Harga makanan tergolong murah apalagi bagi kantong wisatawan asing. Mereka bisa duduk di restoran sederhana sambil menatap keindahan persawahan.

Menu

Petunjuk dan Jalan

Hanya saja ada dua catatan yang perlu disampaikan. Pertama, jalan dan penunjuk jalan ke Jatiluwih perlu dibuat jelas, bagus, berkelas dunia agar wisatawan menuju ke sana tidak ragu. Petunjuk arah mesti dibuat standar sehingga bisa dilihat dari kejauhan di jalur menuju Jatiluwih.

Wisatawan di Jatiluwih.

Kedua, jalan menuju daya tarik kelas dunia ini idealnya terus dirawat sehingga  tidak sampai berlubang. Belakangan musim hujan, jalan yang sempat halus mulai rusak di sana-sini, Selain itu, secara umum jalan menuju Jatiluwih dari Tabanan Kota atau dari arah Baturiti tergolong sempit.

Manajer Wayan Sutirtayasa menyampaikan keterbatasan  infrastruktur, khususnya akses jalan menjadi persoalan yang mesti mendapat atensi agar kunjungan wisatawan lebih banyak.

Wisatawan asing makan dan minum dengan pemandangan sawah Jatiluwih.

Dia berharap agar ruas jalan diharapkan dapat diperlebar oleh pemerintah sehingga kendaraan- kendaraan wisatawan dengan kapasitas yang lebih banyak seperti bus dengan 40 seat lebih leluasa masuk. 

“Sehingga akses untuk mengunjungi DTW lain sekitar lebih gampang,” harapnya seperti dikutip koran NusaBali.

Hal lain yang saya amati ketika berkunjung ke sana Minggu, 30 April 2023, adalah pemasangan lembaran (terlihat menyerupai seng) yang bikin silau di areal sawah. Persawahan sedang menghijau, padi mulai berbuah. 

Kertas putih pemantul cahaya di persawahan.

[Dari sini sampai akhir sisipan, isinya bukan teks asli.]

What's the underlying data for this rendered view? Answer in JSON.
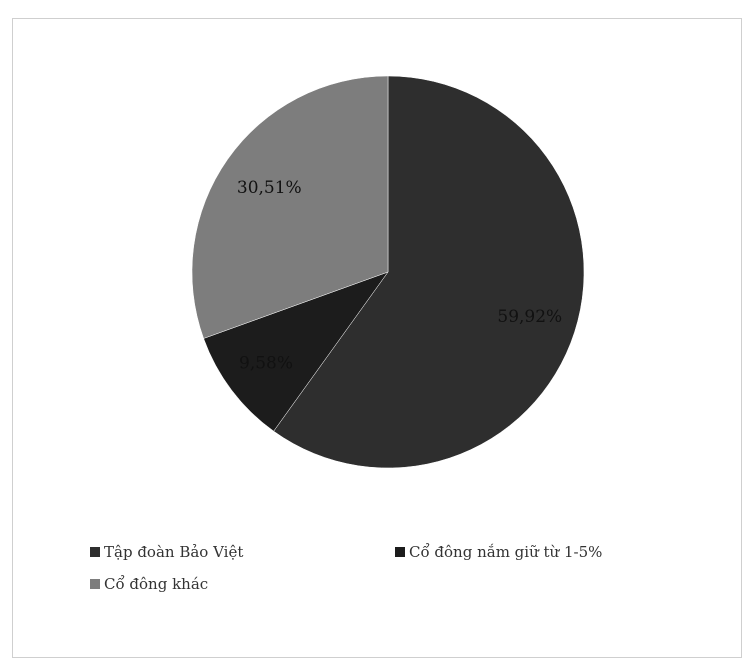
{
  "chart_data": {
    "type": "pie",
    "title": "",
    "slices": [
      {
        "label": "Tập đoàn Bảo Việt",
        "value": 59.92,
        "display": "59,92%",
        "color": "#2e2e2e"
      },
      {
        "label": "Cổ đông nắm giữ từ 1-5%",
        "value": 9.58,
        "display": "9,58%",
        "color": "#1c1c1c"
      },
      {
        "label": "Cổ đông khác",
        "value": 30.51,
        "display": "30,51%",
        "color": "#7d7d7d"
      }
    ],
    "legend": {
      "placement": "bottom"
    }
  }
}
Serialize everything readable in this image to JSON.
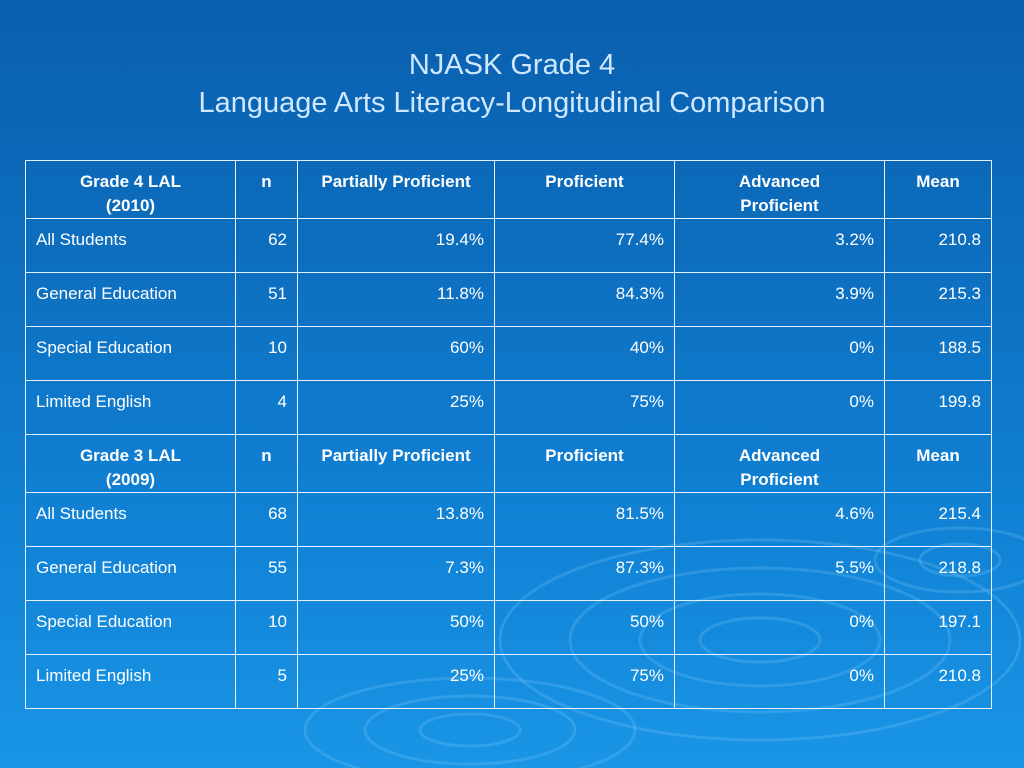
{
  "title": {
    "line1": "NJASK Grade 4",
    "line2": "Language Arts Literacy-Longitudinal Comparison"
  },
  "sections": [
    {
      "header": {
        "group_line1": "Grade 4 LAL",
        "group_line2": "(2010)",
        "n": "n",
        "partially": "Partially Proficient",
        "proficient": "Proficient",
        "advanced": "Advanced Proficient",
        "mean": "Mean"
      },
      "rows": [
        {
          "label": "All Students",
          "n": "62",
          "partially": "19.4%",
          "proficient": "77.4%",
          "advanced": "3.2%",
          "mean": "210.8"
        },
        {
          "label": "General Education",
          "n": "51",
          "partially": "11.8%",
          "proficient": "84.3%",
          "advanced": "3.9%",
          "mean": "215.3"
        },
        {
          "label": "Special Education",
          "n": "10",
          "partially": "60%",
          "proficient": "40%",
          "advanced": "0%",
          "mean": "188.5"
        },
        {
          "label": "Limited English",
          "n": "4",
          "partially": "25%",
          "proficient": "75%",
          "advanced": "0%",
          "mean": "199.8"
        }
      ]
    },
    {
      "header": {
        "group_line1": "Grade 3 LAL",
        "group_line2": "(2009)",
        "n": "n",
        "partially": "Partially Proficient",
        "proficient": "Proficient",
        "advanced": "Advanced Proficient",
        "mean": "Mean"
      },
      "rows": [
        {
          "label": "All Students",
          "n": "68",
          "partially": "13.8%",
          "proficient": "81.5%",
          "advanced": "4.6%",
          "mean": "215.4"
        },
        {
          "label": "General Education",
          "n": "55",
          "partially": "7.3%",
          "proficient": "87.3%",
          "advanced": "5.5%",
          "mean": "218.8"
        },
        {
          "label": "Special Education",
          "n": "10",
          "partially": "50%",
          "proficient": "50%",
          "advanced": "0%",
          "mean": "197.1"
        },
        {
          "label": "Limited English",
          "n": "5",
          "partially": "25%",
          "proficient": "75%",
          "advanced": "0%",
          "mean": "210.8"
        }
      ]
    }
  ]
}
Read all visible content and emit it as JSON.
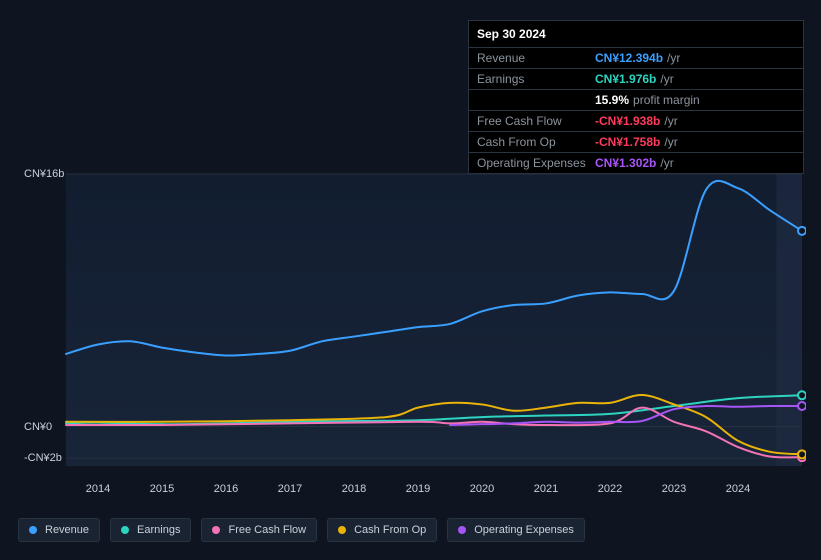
{
  "title_date": "Sep 30 2024",
  "tooltip": {
    "rows": [
      {
        "label": "Revenue",
        "value": "CN¥12.394b",
        "suffix": "/yr",
        "color": "#3aa0ff"
      },
      {
        "label": "Earnings",
        "value": "CN¥1.976b",
        "suffix": "/yr",
        "color": "#2dd4bf"
      },
      {
        "label": "",
        "value": "15.9%",
        "suffix": "profit margin",
        "color": "#ffffff"
      },
      {
        "label": "Free Cash Flow",
        "value": "-CN¥1.938b",
        "suffix": "/yr",
        "color": "#ff3b5c"
      },
      {
        "label": "Cash From Op",
        "value": "-CN¥1.758b",
        "suffix": "/yr",
        "color": "#ff3b5c"
      },
      {
        "label": "Operating Expenses",
        "value": "CN¥1.302b",
        "suffix": "/yr",
        "color": "#a855f7"
      }
    ]
  },
  "chart": {
    "type": "line",
    "background": "#0e1521",
    "plot_gradient_top": "#121d30",
    "plot_gradient_bottom": "#182438",
    "grid_color": "#26303e",
    "xlim": [
      2013.5,
      2025
    ],
    "ylim": [
      -2.5,
      16
    ],
    "y_ticks": [
      {
        "v": 16,
        "label": "CN¥16b"
      },
      {
        "v": 0,
        "label": "CN¥0"
      },
      {
        "v": -2,
        "label": "-CN¥2b"
      }
    ],
    "x_ticks": [
      2014,
      2015,
      2016,
      2017,
      2018,
      2019,
      2020,
      2021,
      2022,
      2023,
      2024
    ],
    "line_width": 2,
    "series": [
      {
        "name": "Revenue",
        "color": "#3aa0ff",
        "x": [
          2013.5,
          2014,
          2014.5,
          2015,
          2015.5,
          2016,
          2016.5,
          2017,
          2017.5,
          2018,
          2018.5,
          2019,
          2019.5,
          2020,
          2020.5,
          2021,
          2021.5,
          2022,
          2022.5,
          2023,
          2023.5,
          2024,
          2024.5,
          2025
        ],
        "y": [
          4.6,
          5.2,
          5.4,
          5.0,
          4.7,
          4.5,
          4.6,
          4.8,
          5.4,
          5.7,
          6.0,
          6.3,
          6.5,
          7.3,
          7.7,
          7.8,
          8.3,
          8.5,
          8.4,
          8.6,
          15.0,
          15.1,
          13.7,
          12.4
        ]
      },
      {
        "name": "Earnings",
        "color": "#2dd4bf",
        "x": [
          2013.5,
          2014,
          2015,
          2016,
          2017,
          2018,
          2019,
          2020,
          2021,
          2022,
          2023,
          2024,
          2025
        ],
        "y": [
          0.2,
          0.25,
          0.15,
          0.2,
          0.3,
          0.35,
          0.4,
          0.6,
          0.7,
          0.8,
          1.3,
          1.8,
          1.98
        ]
      },
      {
        "name": "Free Cash Flow",
        "color": "#f472b6",
        "x": [
          2013.5,
          2015,
          2017,
          2019,
          2019.5,
          2020,
          2020.5,
          2021,
          2022,
          2022.5,
          2023,
          2023.5,
          2024,
          2024.5,
          2025
        ],
        "y": [
          0.1,
          0.1,
          0.2,
          0.3,
          0.2,
          0.3,
          0.15,
          0.1,
          0.2,
          1.2,
          0.3,
          -0.3,
          -1.3,
          -1.9,
          -1.94
        ]
      },
      {
        "name": "Cash From Op",
        "color": "#eab308",
        "x": [
          2013.5,
          2015,
          2017,
          2018.5,
          2019,
          2019.5,
          2020,
          2020.5,
          2021,
          2021.5,
          2022,
          2022.5,
          2023,
          2023.5,
          2024,
          2024.5,
          2025
        ],
        "y": [
          0.3,
          0.3,
          0.4,
          0.6,
          1.2,
          1.5,
          1.4,
          1.0,
          1.2,
          1.5,
          1.5,
          2.0,
          1.4,
          0.6,
          -0.9,
          -1.6,
          -1.76
        ]
      },
      {
        "name": "Operating Expenses",
        "color": "#a855f7",
        "x": [
          2019.5,
          2020,
          2020.5,
          2021,
          2021.5,
          2022,
          2022.5,
          2023,
          2023.5,
          2024,
          2024.5,
          2025
        ],
        "y": [
          0.1,
          0.15,
          0.2,
          0.3,
          0.25,
          0.3,
          0.35,
          1.1,
          1.3,
          1.25,
          1.3,
          1.3
        ]
      }
    ]
  },
  "legend": [
    {
      "name": "Revenue",
      "color": "#3aa0ff"
    },
    {
      "name": "Earnings",
      "color": "#2dd4bf"
    },
    {
      "name": "Free Cash Flow",
      "color": "#f472b6"
    },
    {
      "name": "Cash From Op",
      "color": "#eab308"
    },
    {
      "name": "Operating Expenses",
      "color": "#a855f7"
    }
  ]
}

Petani biasanya memasang lelakut (orang-orangan) untuk mengusir burung. Saat itu saya kaget karena melihat terpasangnya tyang bambu berisi kertas-kertas pemantul cahaya, mungkin bisa juga membuat burung takut mendekat ke padi. Namun, kertas-kertas mirip seng itu memantulkan cahaya membuat pemandangan sawah sedikit ternoda.

Saat kami di sana suasana gerimis praktis tidak ada pantulan cahaya keras. Bayangkan kalau langit cerah, pasti tak terhindarkan kelap-kelip silau di kawasan indah terasering sawah warisan budaya dunia UNESCO itu. Untung, kertas-kertas pemantul cahaya itu tidak tersebar banyak di seluruh areal persawahan.

Saya teringat ekspresi ketidakpuasan petani di daerah persawahan atau terasering indah Ceking Tegallalang, tak jauh dari Ubud. Petani memasang seng untuk membuat silau pengunjung yang menatap sawah-sawah indah mereka. Mereka juga memasang tulisan “Not for Sale”.

Suasana di Ceking awal 2010-an (foto BaleBengong, 2014)

Kiranya itu ekspresi ketidakpuasan karena sebagai petani sawah mereka dimanfaatkan oleh pihak lain, sementara imbalan untuk mereka dirasa sedikit. Belakangan masalah kecemburuan bisnis ini sudah diselesaikan di sana.

Jatiluwih sudah menjadi daya tarik wisata handalan bagi Bali pada umumnya dan Tabanan pada khususnya. Diperlukan perhatian serius pemerintah dan pengampu kepentingan di sana untuk menata segalanya agar Jatiluwih benar-benar luwih (bagus).

Keluwihan Jatiluwih akan membuat senang wisatawan dan menyejahterakan petani serta masyarakat dari hasil kelola pariwisata (Darma Putra).